All estimates represent the total effect estimands, accounting for all causal pathways between the interventions and outcomes, including those potentially mediated by competing events (i.e., death due to non-cancer causes or cancer not of interest) [40, 41]. Additional file 2: Fig. S2 illustrates an assumed relationship between the treatment, covariates, and the outcomes at two follow-up time points under which the competing event may mediate the treatment’s effect on the outcome.

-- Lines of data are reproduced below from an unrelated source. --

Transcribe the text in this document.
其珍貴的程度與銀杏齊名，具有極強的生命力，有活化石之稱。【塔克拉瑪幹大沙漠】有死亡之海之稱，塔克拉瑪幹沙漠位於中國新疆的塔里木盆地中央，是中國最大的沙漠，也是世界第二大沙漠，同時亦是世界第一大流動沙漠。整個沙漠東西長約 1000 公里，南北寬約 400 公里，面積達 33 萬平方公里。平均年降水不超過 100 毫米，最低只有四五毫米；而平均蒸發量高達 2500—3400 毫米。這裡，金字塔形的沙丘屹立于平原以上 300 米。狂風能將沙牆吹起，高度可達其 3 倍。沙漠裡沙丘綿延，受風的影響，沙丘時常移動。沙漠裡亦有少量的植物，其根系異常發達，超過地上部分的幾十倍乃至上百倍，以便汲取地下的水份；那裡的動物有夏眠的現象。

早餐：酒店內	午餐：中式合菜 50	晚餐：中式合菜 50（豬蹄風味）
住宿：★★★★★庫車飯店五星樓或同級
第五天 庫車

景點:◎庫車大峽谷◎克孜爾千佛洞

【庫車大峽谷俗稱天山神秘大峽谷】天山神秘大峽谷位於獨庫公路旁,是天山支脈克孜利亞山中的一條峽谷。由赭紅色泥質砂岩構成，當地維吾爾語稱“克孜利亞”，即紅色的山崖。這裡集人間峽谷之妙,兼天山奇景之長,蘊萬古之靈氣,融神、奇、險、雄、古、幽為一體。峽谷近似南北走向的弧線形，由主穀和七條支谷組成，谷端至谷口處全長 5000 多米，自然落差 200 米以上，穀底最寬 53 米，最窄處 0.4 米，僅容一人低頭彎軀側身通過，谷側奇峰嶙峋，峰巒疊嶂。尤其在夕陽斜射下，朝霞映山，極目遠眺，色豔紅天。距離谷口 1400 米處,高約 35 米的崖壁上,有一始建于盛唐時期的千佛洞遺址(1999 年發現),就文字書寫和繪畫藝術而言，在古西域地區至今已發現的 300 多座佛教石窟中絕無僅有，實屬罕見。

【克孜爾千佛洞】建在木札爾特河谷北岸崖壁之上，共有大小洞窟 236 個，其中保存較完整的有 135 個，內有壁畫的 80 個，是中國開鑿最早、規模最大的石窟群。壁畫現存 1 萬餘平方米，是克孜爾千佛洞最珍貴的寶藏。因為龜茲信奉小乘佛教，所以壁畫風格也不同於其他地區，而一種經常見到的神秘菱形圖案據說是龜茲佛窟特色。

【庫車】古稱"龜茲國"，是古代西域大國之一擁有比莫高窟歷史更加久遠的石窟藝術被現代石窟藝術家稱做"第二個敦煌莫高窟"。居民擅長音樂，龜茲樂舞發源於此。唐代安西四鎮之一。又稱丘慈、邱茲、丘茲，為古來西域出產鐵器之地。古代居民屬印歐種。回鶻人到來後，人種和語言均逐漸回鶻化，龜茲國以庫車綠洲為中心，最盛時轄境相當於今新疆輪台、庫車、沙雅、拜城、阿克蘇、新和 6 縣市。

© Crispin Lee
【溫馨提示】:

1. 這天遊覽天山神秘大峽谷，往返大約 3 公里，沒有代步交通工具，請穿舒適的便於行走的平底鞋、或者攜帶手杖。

To explore heterogeneity, we stratified the analyses by pre-baseline MVPA (< 7.5 MET-hrs/wk and ≥ 7.5 MET-hrs/wk) to separately assess the effect among participants who had met and had not met the MVPA recommendation before the intervention [42]. We also stratified analyses by sex and by baseline BMI (18.5– < 25 kg/m2 and ≥ 25 kg/m2) [43].

Sensitivity analyses

We conducted several sensitivity analyses to assess the robustness of our findings by (1) lagged covariate data by 2 years to ensure they preceded physical activity data (estimating 9-year risk instead of 11-year risk) [44]; (2) using different functional forms BMI (linear and log-transformed); (3) altering the temporal ordering of time-varying covariates reported in the same questionnaire when modeling their joint distribution; (4) restricting baseline age to < 90 years and excusing participants from adherence requirements after age 90 due to limited data availability in this age group [25]; (5) excluding participants with baseline chronic obstructive pulmonary disease (COPD) and excusing from the adherence if participants developed COPD during the follow-up; (6) including participants with history of cardiovascular events at baseline and not excusing them from adherence after subsequent events; (7) adjusted for baseline and time-varying cancer screening history (breast, colorectal, prostate) to address the potential confounding effect of healthcare-seeking behavior; and finally (8) excluding current and recent smokers (< 20 years before baseline) [19, 45].

To further evaluate the validity of our modeling approach, we used cardiovascular disease (CVD) mortality (ICD-10 codes I00–I99) as a positive control outcome, where strong effects of MVPA are expected [19, 46]. For breast and endometrial cancer analyses, we adjusted for parity and age at first birth to account for reproductive factors [47, 48].

Analyses were completed using the Science Cloud analytic platform (SAS) developed by Manifold, Inc (Additional file 1: Sample program).